Jolanda van Heel, directeur wijk- en revalidatiezorg:
‘We kijken of we nog een stapje verder kunnen gaan’
‘Vanaf februari vorig jaar zijn we met reablement gestart, bij alle cliënten die voor het eerst worden gezien. We kijken dan met een fysio- en een ergotherapeut welke vaardigheden we weer kunnen aanleren, en bieden een traject van drie maanden aan. Bij nieuwe cliënten is dat makkelijker dan bij bestaande. Nieuwe cliënten weten niet beter dan dat we het anders doen.
‘Medewerkers onderling kunnen veel meer goede voorbeelden delen. En die ontwikkelingen ook registreren: hoe doen we het nou? Wat zijn onze ervaringen? Het zou fijn zijn als we dat kunnen volgen.’

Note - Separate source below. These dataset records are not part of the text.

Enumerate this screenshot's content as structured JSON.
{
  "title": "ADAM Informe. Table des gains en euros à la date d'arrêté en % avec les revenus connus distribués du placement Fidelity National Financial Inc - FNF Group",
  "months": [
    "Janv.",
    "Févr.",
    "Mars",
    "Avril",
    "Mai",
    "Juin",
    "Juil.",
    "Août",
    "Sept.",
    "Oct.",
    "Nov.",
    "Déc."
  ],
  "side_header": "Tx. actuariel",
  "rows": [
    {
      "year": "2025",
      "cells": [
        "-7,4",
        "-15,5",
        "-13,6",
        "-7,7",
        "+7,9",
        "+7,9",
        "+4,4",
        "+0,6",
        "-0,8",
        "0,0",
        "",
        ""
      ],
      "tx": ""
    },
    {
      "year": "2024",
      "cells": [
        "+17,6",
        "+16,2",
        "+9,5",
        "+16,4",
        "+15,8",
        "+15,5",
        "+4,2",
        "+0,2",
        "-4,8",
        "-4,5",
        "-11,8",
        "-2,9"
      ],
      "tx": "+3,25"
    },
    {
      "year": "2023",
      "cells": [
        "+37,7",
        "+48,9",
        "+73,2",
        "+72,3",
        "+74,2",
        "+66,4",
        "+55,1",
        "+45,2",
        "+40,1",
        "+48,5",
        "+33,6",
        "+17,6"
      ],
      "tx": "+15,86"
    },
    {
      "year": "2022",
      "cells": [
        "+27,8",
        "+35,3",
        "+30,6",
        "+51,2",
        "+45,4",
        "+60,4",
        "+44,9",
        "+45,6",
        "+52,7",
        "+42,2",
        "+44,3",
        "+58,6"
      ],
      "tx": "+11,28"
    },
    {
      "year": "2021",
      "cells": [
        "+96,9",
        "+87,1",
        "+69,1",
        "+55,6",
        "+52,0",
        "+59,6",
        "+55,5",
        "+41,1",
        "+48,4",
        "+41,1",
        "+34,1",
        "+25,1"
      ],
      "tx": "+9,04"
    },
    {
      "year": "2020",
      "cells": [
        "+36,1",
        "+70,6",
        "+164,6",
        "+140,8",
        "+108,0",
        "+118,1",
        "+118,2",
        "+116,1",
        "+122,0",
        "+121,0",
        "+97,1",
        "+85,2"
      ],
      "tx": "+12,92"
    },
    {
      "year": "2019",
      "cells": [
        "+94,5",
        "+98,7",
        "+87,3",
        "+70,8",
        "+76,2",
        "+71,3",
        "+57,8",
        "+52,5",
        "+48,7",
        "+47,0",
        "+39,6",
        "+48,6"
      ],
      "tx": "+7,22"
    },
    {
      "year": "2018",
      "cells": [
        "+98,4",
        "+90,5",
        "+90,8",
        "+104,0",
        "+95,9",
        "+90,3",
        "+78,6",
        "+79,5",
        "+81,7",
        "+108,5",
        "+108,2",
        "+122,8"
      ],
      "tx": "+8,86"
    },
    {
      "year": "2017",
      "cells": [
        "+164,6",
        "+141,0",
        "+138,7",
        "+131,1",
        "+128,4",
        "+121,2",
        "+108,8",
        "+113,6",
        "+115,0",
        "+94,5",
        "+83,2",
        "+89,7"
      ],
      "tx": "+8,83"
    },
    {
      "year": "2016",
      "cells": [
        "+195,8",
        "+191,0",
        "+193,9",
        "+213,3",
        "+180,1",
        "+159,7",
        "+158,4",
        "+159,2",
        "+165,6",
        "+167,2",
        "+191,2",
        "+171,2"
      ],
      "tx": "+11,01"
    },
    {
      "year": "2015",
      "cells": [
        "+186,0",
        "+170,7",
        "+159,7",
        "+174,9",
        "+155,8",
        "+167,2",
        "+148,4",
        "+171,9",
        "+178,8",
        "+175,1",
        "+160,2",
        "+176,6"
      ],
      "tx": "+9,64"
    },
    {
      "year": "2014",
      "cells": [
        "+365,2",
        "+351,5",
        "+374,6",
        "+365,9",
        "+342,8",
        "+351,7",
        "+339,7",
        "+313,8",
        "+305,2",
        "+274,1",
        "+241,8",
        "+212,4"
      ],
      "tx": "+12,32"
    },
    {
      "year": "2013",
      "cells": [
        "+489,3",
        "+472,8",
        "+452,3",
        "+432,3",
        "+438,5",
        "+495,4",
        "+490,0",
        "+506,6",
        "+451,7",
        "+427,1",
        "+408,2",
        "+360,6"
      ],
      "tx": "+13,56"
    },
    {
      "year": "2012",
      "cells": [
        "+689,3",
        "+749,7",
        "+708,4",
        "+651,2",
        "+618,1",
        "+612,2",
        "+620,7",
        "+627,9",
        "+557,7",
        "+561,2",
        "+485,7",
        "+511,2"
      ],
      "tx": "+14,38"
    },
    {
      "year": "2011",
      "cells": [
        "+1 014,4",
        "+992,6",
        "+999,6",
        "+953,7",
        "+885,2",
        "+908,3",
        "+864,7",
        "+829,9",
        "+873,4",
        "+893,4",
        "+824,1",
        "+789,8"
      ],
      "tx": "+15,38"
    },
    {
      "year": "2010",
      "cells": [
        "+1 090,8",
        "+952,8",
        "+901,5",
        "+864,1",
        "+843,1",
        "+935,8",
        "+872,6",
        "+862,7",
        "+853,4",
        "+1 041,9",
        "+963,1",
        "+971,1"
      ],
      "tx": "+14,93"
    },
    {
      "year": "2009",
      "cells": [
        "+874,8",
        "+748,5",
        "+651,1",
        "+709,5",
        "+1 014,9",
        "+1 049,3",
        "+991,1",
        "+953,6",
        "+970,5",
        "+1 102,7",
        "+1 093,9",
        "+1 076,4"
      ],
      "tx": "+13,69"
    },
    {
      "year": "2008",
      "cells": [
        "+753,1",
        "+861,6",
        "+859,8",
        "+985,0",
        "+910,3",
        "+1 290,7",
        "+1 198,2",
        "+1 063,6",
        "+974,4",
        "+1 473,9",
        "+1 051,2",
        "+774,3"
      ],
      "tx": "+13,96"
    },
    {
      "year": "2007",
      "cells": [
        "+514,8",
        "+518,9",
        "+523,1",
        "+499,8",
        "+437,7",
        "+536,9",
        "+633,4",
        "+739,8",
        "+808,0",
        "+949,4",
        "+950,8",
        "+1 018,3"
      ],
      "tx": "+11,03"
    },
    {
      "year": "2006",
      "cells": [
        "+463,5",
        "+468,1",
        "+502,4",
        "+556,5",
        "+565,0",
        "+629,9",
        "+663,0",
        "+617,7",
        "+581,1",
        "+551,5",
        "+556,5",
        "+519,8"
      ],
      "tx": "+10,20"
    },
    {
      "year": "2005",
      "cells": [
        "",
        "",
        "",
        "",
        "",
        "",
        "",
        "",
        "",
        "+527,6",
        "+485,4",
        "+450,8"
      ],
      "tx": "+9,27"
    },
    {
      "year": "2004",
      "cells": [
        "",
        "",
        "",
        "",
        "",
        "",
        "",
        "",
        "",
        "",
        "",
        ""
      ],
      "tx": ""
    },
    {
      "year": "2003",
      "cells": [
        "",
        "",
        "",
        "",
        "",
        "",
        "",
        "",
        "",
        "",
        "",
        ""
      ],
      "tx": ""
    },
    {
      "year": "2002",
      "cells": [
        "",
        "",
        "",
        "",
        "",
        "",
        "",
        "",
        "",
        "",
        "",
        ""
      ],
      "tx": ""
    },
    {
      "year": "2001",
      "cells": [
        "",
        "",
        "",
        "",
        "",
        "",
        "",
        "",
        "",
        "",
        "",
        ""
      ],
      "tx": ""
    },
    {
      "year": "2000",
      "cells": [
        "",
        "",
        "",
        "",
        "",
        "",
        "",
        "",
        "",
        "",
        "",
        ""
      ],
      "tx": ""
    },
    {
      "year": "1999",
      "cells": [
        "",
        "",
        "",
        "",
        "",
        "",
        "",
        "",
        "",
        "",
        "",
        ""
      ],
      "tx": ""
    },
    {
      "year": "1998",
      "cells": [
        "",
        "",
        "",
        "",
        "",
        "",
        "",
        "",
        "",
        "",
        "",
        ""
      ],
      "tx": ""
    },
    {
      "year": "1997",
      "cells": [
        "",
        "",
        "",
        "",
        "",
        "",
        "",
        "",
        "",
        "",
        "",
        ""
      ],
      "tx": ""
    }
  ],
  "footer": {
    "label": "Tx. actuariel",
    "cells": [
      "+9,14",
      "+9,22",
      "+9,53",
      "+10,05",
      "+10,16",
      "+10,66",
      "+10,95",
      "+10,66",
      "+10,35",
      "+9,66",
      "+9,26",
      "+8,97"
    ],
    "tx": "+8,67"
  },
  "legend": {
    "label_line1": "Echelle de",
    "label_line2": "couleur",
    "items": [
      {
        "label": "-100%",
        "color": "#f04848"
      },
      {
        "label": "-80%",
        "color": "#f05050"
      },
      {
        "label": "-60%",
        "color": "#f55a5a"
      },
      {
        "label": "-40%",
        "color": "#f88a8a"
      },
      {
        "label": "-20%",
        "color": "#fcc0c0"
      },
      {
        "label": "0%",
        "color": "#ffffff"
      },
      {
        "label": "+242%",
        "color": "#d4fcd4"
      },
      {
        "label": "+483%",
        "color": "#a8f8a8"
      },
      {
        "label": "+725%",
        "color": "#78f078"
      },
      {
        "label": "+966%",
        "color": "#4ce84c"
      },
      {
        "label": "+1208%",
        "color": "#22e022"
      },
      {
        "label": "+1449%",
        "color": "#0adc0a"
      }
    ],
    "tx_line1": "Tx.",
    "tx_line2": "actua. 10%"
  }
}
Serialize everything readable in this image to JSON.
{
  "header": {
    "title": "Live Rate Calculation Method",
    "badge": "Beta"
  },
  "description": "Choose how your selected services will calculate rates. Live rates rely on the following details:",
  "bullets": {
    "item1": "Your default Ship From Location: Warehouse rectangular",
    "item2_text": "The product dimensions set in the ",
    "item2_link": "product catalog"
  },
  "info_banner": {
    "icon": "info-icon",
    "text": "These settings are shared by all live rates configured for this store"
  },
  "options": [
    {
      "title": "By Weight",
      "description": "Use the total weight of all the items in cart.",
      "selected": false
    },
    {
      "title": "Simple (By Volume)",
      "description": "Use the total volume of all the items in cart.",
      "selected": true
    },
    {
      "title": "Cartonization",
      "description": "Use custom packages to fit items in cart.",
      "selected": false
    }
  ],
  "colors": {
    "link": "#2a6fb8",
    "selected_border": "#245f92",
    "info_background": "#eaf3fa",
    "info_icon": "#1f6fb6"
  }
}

Michiel Moes, directeur wonen met zorg:
‘De context is intramuraal anders, maar de focus niet’
‘We zoeken in de zorg altijd naar manieren om meer regie bij de bewoner of de cliënt te leggen. Zeker door het tijdsgewricht waar we nu in zitten wordt reablement omarmd. Maar hoe vertaal je het nu operationeel, naar de mensen die dagelijks de zorg moeten uitvoeren? Dat begint met een visie en een focus, en de rest volgt dan wel. Daarom kiezen wij ervoor om de trainingen van Reable Nederland collectief te doen, met staffunctionarissen, kwaliteitsverpleegkundigen, management en directie. Het gaat om bewustzijn in alle lagen.’
‘We hebben al een aantal bijeenkomsten gehad, allemaal met een iets andere inhoud. Anders kijken naar mensen is de eerste stap richting die bewustwording. Hoe kijk je naar mensen om in de zorg aan te sluiten bij wat voor de ander belangrijk is? We zijn heel gauw geneigd om te kijken naar iemands gezondheid. Maar de eigenlijke vraag is: wie is de mens? Wat vindt hij of zij belangrijk? Wij zitten altijd maar in de modus van meteen een zorgplan schrijven, maar het gaat om de dialoog met de ander. ’
‘En wie ben jij als hulpverlener? Wat betekent het voor jou om je op een andere manier te verhouden tot een bewoner of een cliënt? Hoe creëer je voor jezelf de ruimte om met een ander gedachtegoed aan het werk te gaan? Heb je ook de vrijmoedigheid om van de gebaande paden af te wijken? Dat vond ik heel verfrissend in de bijeenkomsten, dat je breder kijkt.’
‘Intramuraal heb je te maken met veel bewoners met dementie. In een aantal gevallen is intensieve begeleiding nodig. Dat is wezenlijk anders dan in de wijkverpleging, waar je ernaar streeft dat mensen zo lang mogelijk thuis kunnen blijven wonen. Ja, dan is de context anders, maar je focus niet per se. Hoe sluit je dan toch aan op het leven van die ander? Onze filosofie is, als iemand naar ons verhuist, dat hun hele context meeverhuist om hen toch het leven te laten leiden met hun familie en sociale systeem.’